Britain has sent 600 troops – including Paras from 16 Air Assault Brigade – to assist in the operation.

Meanwhile other Western countries were scrambling to get their people out, with helicopters shuttling from the US embassy to the airport while smoke was seen coming from the embassy rooftop as diplomats burned sensitive material.

With a new Taliban-led Afghan government expected to take power in a matter of days, or even hours, Mr Johnson said the UK would be working with allies to take a concerted approach to the new regime.

“We don’t want anybody to bilaterally recognise the Taliban,” he said.

“We want a united position among all the like-minded, as far as we can get one, so that we do whatever we can to prevent Afghanistan lapsing back into a breeding ground for terror.”

However senior MPs expressed concern that the credibility of the West had been fundamentally damaged by its failure to support an ally 20 years after international forces first entered the country.

The chairman of the Commons Foreign Affairs Committee, Tom Tugendhat, said it was “the biggest single foreign policy disaster since Suez” in the 1950s.

The Defence Committee chairman Tobias Ellwood told Times Radio: “This is completely humiliating for the West.

“We assembled the most incredible, technologically advanced alliance the world has ever seen and we are being defeated by an insurgency that’s armed with AK47s and RPGs.”

abour leader Sir Keir Starmer said the Prime Minister needed to set out plans to prevent the fall of the Afghan government turning into a humanitarian crisis, with thousands of displaced people trying to escape the Taliban.

There was particular concern about the plight of those Afghans who had worked with the UK and other Western countries, amid fears they would be targeted by the insurgents.

The Taliban insisted they were seeking a peaceful transfer of power and promised an amnesty for those who had worked with foreign countries or the Afghan government.

However such assurances were met with deep scepticism amid fears they would return to the hardline policies they pursued before they were forced out in 2001 – including the suppression of women and girls.

Mr Tugendhat told BBC News: “The real danger is that we are going to see every female MP murdered, we are going to see ministers strung up on street lamps.”

Labour called for the urgent expansion of the scheme to re-settle Afghans who had worked with the UK.

Shadow foreign secretary Lisa Nandy said she had been inundated with appeals for help and that the Government had just hours to resolve the issue.

“Some of them have already been killed, others have received threats to themselves and their families.

“We have an obligation as a country to make sure that they are safe,” she told BBC Radio 4’s The World This Weekend.

The Home Office said it had already resettled 3,300 Afghan staff and their families and was continuing to fulfil its “international obligations and moral commitments”.
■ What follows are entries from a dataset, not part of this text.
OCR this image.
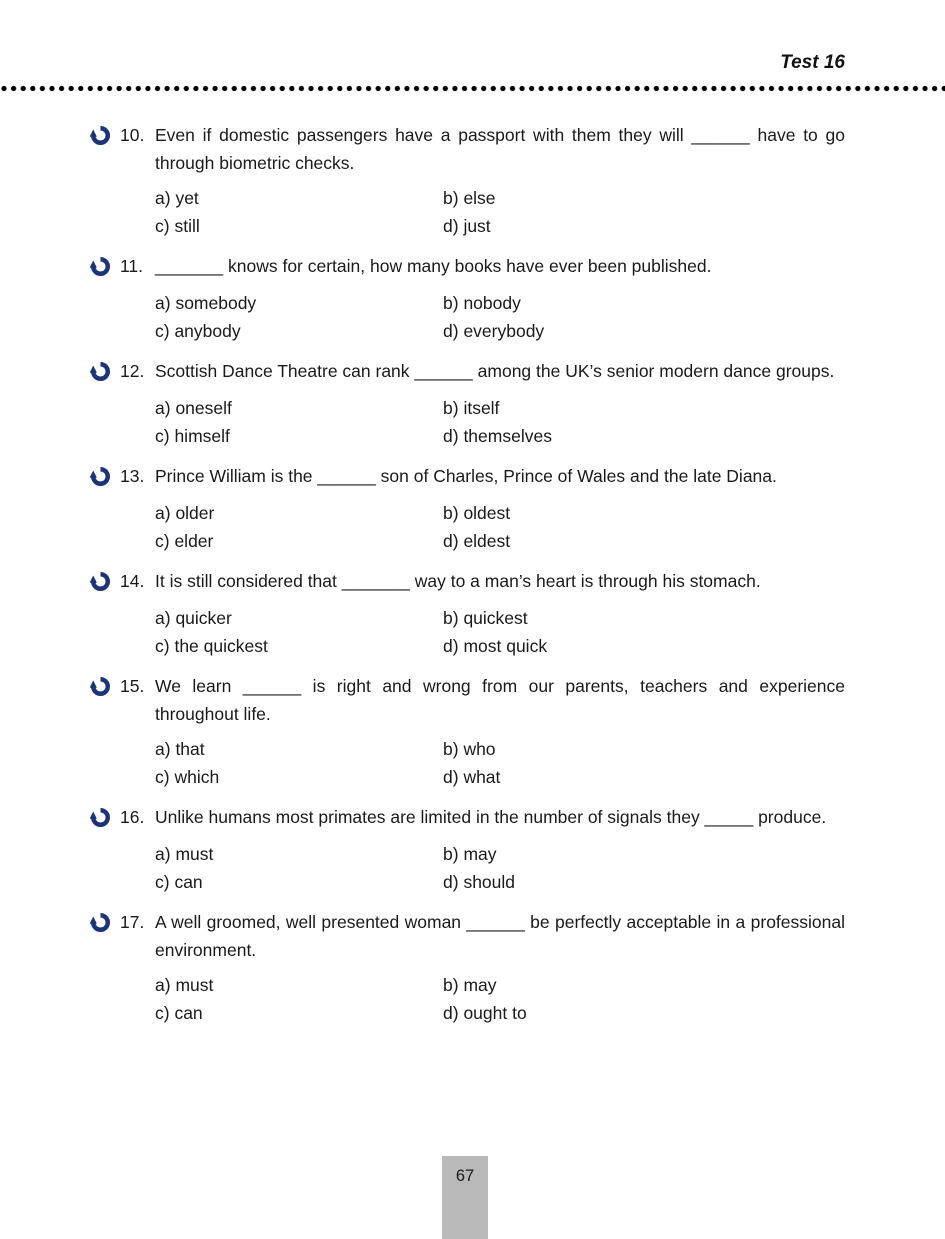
Test 16
10. Even if domestic passengers have a passport with them they will ______ have to go through biometric checks.
a) yet	b) else
c) still	d) just
11. _______ knows for certain, how many books have ever been published.
a) somebody	b) nobody
c) anybody	d) everybody
12. Scottish Dance Theatre can rank ______ among the UK’s senior modern dance groups.
a) oneself	b) itself
c) himself	d) themselves
13. Prince William is the ______ son of Charles, Prince of Wales and the late Diana.
a) older	b) oldest
c) elder	d) eldest
14. It is still considered that _______ way to a man’s heart is through his stomach.
a) quicker	b) quickest
c) the quickest	d) most quick
15. We learn ______ is right and wrong from our parents, teachers and experience throughout life.
a) that	b) who
c) which	d) what
16. Unlike humans most primates are limited in the number of signals they _____ produce.
a) must	b) may
c) can	d) should
17. A well groomed, well presented woman ______ be perfectly acceptable in a professional environment.
a) must	b) may
c) can	d) ought to
67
Among senior parliamentarians there was shock at the speed of the Afghan collapse after the West had invested billions in building up the country’s armed forces.

In the course of little over a week many cities fell to the Taliban without a fight after tribal elders stepped in to negotiate the withdrawal of government forces in order to avoid bloodshed.

While much of the anger was directed at the US for its decision to withdraw its forces, precipitating the collapse, some MPs expressed concern that Britain could have done more to avert the crisis.

Mr Johnson said however that while the US decision had “accelerated things”, the end was inevitable.

“This has been in many ways something that has been a chronicle of an event foretold.

“We’ve known for a long time that this was the way things were going,” he said.